4.6. Strengths and Limitations

The strength of our study is that it predicted preterm infants’ outcomes in all four Bayley domains using a varied set of variables. Many known research findings predict outcomes in fewer domains [37,55,57,58,59]. Predicting outcomes in different domains enables robust backup in clinical decisions to choose appropriate therapeutic approaches. On the other hand, early and accurate identification of risk preterm infants will make early interventions possible in neonatal intensive care units.

While our study underscores the strengths of machine learning, it also highlights certain limitations. The absence of socioeconomic data, potential small cohort size, and the need for longitudinal follow-up are areas that warrant further investigation.
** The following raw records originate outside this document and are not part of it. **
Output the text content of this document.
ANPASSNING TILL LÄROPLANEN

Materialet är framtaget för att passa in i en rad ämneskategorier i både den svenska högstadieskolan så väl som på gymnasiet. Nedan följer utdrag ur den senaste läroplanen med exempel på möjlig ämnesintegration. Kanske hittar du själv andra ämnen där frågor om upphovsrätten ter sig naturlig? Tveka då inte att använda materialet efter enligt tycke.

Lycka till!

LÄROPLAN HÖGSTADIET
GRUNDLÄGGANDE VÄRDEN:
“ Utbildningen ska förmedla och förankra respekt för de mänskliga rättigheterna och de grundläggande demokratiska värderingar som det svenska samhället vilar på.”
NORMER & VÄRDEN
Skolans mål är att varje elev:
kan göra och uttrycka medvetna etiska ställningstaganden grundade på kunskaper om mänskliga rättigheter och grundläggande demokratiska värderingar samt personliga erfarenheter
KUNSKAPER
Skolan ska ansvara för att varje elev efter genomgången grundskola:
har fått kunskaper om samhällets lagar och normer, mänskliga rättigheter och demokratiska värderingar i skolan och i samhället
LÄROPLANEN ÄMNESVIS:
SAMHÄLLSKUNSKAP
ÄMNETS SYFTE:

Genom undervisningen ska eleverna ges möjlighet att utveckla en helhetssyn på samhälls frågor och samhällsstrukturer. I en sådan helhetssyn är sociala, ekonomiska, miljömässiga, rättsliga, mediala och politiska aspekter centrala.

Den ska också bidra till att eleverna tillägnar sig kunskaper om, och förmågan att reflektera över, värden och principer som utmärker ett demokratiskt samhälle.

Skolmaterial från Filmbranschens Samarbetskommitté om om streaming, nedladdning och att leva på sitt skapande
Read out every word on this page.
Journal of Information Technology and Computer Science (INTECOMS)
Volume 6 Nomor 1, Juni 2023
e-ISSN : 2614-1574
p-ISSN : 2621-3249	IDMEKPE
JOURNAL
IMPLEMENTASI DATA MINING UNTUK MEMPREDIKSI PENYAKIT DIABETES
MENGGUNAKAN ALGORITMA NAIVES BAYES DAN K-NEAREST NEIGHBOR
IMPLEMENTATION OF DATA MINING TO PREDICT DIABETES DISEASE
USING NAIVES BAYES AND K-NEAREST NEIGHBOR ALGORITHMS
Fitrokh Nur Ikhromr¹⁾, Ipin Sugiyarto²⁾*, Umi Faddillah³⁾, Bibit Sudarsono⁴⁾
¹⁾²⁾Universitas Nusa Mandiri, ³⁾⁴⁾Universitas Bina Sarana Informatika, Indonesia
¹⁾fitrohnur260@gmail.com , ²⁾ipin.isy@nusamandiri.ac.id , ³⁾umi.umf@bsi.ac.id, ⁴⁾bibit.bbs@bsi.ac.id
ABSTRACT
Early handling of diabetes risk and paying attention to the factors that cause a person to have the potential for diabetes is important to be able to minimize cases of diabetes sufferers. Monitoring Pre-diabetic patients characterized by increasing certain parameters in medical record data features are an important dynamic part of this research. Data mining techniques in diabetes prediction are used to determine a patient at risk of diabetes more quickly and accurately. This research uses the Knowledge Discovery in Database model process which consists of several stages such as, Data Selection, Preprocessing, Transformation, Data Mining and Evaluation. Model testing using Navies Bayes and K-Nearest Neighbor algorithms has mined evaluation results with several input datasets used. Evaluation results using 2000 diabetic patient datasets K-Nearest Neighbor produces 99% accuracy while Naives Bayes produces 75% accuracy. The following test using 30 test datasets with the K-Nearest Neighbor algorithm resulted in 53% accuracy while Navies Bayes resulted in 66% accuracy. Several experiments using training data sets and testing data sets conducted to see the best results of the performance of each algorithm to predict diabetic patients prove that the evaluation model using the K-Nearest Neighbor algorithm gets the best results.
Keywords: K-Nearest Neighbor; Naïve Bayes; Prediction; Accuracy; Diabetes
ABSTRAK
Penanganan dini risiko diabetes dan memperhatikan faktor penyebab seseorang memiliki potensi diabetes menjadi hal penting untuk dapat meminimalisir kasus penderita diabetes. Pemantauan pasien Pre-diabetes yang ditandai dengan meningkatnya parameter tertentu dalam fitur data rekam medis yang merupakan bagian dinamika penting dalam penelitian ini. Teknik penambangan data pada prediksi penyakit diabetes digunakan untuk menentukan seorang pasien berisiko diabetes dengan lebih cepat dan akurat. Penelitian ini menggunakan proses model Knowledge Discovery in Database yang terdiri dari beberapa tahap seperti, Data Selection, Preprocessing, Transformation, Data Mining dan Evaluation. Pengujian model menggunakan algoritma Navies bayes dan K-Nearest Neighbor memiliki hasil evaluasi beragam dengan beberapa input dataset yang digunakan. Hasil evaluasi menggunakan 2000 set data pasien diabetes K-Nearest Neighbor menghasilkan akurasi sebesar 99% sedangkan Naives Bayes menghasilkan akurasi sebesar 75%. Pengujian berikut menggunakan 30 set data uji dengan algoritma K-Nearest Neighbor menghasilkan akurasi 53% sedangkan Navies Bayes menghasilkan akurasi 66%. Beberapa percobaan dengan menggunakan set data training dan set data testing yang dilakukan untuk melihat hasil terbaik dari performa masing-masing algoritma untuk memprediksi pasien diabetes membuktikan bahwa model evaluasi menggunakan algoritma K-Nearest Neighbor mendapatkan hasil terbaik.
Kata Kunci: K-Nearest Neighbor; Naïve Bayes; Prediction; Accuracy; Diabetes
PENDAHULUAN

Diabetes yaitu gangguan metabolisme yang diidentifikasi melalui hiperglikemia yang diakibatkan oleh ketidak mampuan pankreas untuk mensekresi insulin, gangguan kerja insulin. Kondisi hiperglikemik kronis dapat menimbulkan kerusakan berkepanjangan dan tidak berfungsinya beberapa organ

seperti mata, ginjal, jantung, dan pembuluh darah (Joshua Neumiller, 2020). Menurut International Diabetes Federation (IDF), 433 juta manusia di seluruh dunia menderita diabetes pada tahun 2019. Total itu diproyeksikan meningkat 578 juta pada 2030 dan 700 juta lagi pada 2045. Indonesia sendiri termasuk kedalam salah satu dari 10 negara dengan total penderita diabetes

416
Future research should aim to incorporate a broader range of variables, including socioeconomic factors, to provide a more comprehensive understanding of predictors of developmental outcomes. Longitudinal studies with larger sample sizes and longer follow up, at least to school age, can help validate the findings from machine learning models and explore the long-term effects of identified predictors.

Additionally, continuous training and education for healthcare professionals on the capabilities and limitations of machine learning can facilitate its integration into clinical practice, ultimately leading to improved care for preterm infants.

5. Conclusions

Our study highlights the transformative potential of machine learning in neonatal care, offering new avenues for research and clinical practice.

Among all analyzed predictors in our study, linear classifiers identified sepsis, total brain MRI findings, and Apgar score at 5th minute as predictive for cognitive, Amiel-Tison neurological assessment at 12 months of CA for motor, and again sepsis for socio-emotional outcome. None of the analyzed features were predictive for language outcome. Machine learning analysis showed that sepsis was the key predictor for cognitive and motor outcome. For language, equally predictive were gestational age, duration of hospitalization, and Apgar score at 1st minute, while for socio-emotional outcome, gestational age, sepsis, and duration of hospitalization were predictive.

Among the same set of predictors included in our study analyses, pediatricians identified cardiopulmonary resuscitation as a key predictor for cognitive, motor, and socio-emotional, and gestational age as predictive for language outcomes. These discrepancies between ML models and pediatricians underline the complexity of predicting developmental outcomes in preterm infants and the evolving nature of research in this field.

Machine learning methods should be viewed as a complement to, rather than a replacement for, clinical expertise. Pediatricians can ensure that their predictions and interventions are both scientifically sound and practically effective by aligning their clinical practices with the latest research findings. By bridging the gap between empirical data and clinical experience, we can develop more effective and personalized approaches to support the development of preterm infants, ensuring they achieve their fullest potential.